One of the most intriguing features of this film was its James Bond-like setup in the casino. As Charlie is first entering, the music is clearly something that would come out of a casino scene in a James Bond movie. Also the characters at the poker table are similar to what Bond may encounter in a similar situation. There is Charlie Gordon, who is an exceptional poker player as Bond is, acting as the Bond-like hero. Additionally, we have Liz LaBreche, who is the beautiful woman that the Bond-like hero Charlie is attracted to. Lastly, we have the villain who, in this case, is Cullen Carswell. He is also a great poker player who is out to prove Charlie is not who he seems.

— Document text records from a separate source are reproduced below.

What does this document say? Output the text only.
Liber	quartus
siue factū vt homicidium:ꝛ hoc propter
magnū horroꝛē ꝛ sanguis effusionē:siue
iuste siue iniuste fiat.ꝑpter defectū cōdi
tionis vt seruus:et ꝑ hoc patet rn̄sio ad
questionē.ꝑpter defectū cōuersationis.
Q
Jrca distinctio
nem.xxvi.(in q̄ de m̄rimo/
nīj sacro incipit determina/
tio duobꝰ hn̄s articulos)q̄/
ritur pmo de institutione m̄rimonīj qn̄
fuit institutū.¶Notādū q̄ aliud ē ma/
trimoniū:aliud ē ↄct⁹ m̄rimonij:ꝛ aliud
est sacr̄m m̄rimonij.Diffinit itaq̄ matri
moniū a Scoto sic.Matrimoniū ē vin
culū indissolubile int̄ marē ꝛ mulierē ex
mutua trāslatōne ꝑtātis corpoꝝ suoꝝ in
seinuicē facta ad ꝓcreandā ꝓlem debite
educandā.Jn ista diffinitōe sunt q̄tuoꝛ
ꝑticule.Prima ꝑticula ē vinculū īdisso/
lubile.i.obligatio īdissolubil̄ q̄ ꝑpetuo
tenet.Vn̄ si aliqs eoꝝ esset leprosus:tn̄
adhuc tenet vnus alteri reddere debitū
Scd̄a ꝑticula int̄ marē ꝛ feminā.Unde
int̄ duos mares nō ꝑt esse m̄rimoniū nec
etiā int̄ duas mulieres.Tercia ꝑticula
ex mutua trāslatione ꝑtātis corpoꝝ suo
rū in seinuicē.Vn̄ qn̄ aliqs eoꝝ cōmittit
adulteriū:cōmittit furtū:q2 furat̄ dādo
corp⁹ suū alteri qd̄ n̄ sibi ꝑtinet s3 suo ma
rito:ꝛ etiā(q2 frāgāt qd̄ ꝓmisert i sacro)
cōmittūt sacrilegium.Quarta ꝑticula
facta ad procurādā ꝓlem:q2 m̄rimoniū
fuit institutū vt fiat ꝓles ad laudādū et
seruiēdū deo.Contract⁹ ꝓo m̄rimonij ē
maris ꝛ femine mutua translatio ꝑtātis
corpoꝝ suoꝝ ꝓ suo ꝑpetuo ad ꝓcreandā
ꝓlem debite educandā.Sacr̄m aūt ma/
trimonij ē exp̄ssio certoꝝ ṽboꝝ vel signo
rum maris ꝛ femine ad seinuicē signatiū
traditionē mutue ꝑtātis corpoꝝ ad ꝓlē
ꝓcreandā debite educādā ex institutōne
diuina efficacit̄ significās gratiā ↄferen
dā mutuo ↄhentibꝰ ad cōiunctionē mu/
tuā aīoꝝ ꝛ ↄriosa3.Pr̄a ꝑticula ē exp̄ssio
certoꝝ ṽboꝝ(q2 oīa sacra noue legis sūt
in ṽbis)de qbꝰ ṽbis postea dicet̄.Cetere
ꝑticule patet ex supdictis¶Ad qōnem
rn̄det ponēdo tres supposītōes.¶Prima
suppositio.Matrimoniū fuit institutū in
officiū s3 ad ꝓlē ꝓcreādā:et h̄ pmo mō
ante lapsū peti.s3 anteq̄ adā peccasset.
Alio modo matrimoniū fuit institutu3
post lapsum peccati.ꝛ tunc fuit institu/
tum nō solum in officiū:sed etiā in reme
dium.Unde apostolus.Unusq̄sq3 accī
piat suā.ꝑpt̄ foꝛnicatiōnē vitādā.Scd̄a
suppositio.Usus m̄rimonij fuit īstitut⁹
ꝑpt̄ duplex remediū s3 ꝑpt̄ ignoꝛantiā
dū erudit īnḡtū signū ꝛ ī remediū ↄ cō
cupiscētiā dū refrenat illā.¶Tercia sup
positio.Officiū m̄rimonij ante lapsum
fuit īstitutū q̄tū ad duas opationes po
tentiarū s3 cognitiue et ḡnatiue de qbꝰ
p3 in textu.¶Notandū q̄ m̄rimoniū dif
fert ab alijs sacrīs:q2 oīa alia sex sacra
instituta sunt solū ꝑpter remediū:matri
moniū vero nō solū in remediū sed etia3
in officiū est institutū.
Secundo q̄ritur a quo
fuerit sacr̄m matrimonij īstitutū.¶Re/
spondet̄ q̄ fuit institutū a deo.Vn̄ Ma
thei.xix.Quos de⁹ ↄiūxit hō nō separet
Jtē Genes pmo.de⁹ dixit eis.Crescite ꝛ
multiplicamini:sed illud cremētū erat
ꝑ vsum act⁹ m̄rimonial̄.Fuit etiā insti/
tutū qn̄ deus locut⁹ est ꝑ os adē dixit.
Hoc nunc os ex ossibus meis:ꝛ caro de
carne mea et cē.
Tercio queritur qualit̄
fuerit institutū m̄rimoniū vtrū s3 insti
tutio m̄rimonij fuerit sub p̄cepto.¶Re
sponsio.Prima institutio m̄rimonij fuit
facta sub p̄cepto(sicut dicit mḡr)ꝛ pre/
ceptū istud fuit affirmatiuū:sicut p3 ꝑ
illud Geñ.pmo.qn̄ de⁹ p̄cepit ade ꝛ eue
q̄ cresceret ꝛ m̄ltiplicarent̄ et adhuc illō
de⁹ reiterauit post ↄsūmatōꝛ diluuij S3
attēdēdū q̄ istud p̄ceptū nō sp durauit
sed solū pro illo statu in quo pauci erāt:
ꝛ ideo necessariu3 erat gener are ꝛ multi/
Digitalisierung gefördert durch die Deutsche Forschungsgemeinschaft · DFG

In addition to the Bond-like setup, I also found the Gil Godwin character to be quite interesting. The overbearing cruise director rules the dance hosts with an iron fist because he is out to prove to the ship’s owner that he should be promoted to a vice-president of entertainment position. Godwin will step on anyone’s toes in order to get that job, which includes keeping his most rebellious dance hosts, mainly Herb and Charlie, in line at any cost. The cruise director tries to catch Herb “fraternizing”, which he forbids the dance hosts to do, with Vivian in private a couple of times throughout the film. He is interrupted each time before he can punish him. And then there’s Charlie, need I say more? He goes after him many times as he is viewed as the worst of the two. He succeeds a few times, but his glory is always short-lived because Charlie always comes up with a new scheme to annoy Godwin immediately after the previous one fails.

To wrap, Out to Sea generally follows the same type of storyline that two previous Lemmon and Matthau movies followed, the Grumpy Old Men movies. But if you liked the comedy duo in those films, you’ll love this one!